Blumhardt hat schon in der frühen Phase seines Wirkens in Basel (bis 1807) für die »Christentumsgesellschaft« in deren Zeitschrift »Basler Sammlungen für Liebhaber christlicher Wahrheit« dem Thema Mission unter den Rubriken »Nachrichten aus dem Reiche Gottes« bzw. »Missionsnachrichten« mehr Raum und Tiefe gegeben (86 f.). Für Blumhardts Missionstheologie ist von Anfang an kennzeichnend, dass das Evangelium von Jesus Christus als lebensfördernde, alles Lebenshemmende ausschließende Botschaft für die gesamte Menschheit gesehen wird. Im Jahr 1813 kann Blumhardt auf der Grundlage eschatologischer Überlegungen vom 19. Jh. als goldenem Zeitalter der Missionen sprechen. 1813 erscheint das von Blumhardt aus dem Englischen übersetzte Buch Claudius Buchanans »Untersuchungen über den gegenwärtigen Zustand des Christentums … in Asien« (engl. 1811). Buchanan will bei den syrischen Christen in Indien alte, von der Unionssynode in Dinampore 1599 (sic!) nicht erfasste Bibelhandschriften gefunden haben. In drei ebenfalls enthaltenen Predigten Buchanans an der Universität Oxford bzw. für die 10. Jahresversammlung der CMS findet sich der Gedanke, dass »unter den Heiden die untergeordnetsten Lehrer und Katechisten die nützlichsten« Arbeiter sein dürften, man Geld, eigene Missionsschiffe (!) wie bei den Herrnhutern, enge Briefkontakte mit den Missionaren, Vorräte für diese vor Ort, Buchdruckereien und Visitationsreisen brauche (98). Noch vor Antritt seines Amtes als Inspektor entwirft Blumhardt einen zum Teil auch von Buchanan inspirierten Lehrplan für die Ausbildung in sechs Semestern, der interessanterweise auf alte Sprachen verzichtet, Englisch und Holländisch hingegen umfasst. Blumhardt formuliert vor allem drei Gründe für die Mission, a) die Ehre Gottes, b) die Liebe zu den Menschen und c) die Glaubwürdigkeit der christlichen Kirche, wobei die eschatologische Zeitdiagnose auch weiterhin nicht fehlt (104 f.). Nachgetragen sei, dass erste Kritik am »schändlichen Menschenhandel« angesichts der Aussendung von Missionaren nach Sierra Leone 1818 geäußert wird (162).

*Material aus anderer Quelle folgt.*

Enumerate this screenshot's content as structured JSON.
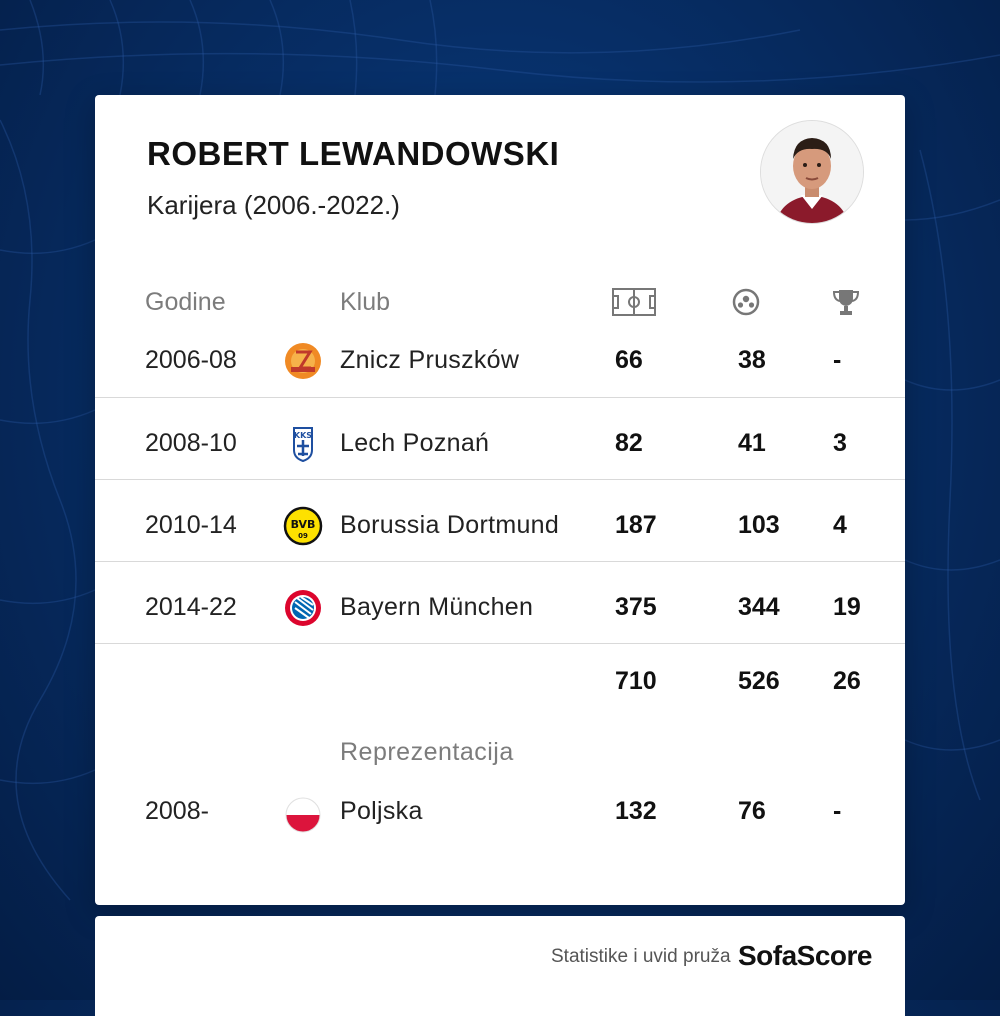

Der Rezensent bricht hier ab, obwohl etwa das Referat von Blumhardts fünfbändiger Missionsgeschichte (1828–1837) hochinteressant wäre (178–184). Dem Vf. gebührt das Verdienst, auf humanitäre und philanthropische Dimensionen früher Missionsbestrebungen in der Basler Mission aufmerksam gemacht zu haben. In den Texten selbst tritt die eschatologische Zeitdiagnose allerdings fast mehr hervor. Das genannte Thema wie auch Blumhardt selbst verdienen trotz der leider nicht gedruckten Arbeiten von Terhi Paananen (1983) und Chr. Adam-Scholer (1992) in jedem Fall eingehendere Studien.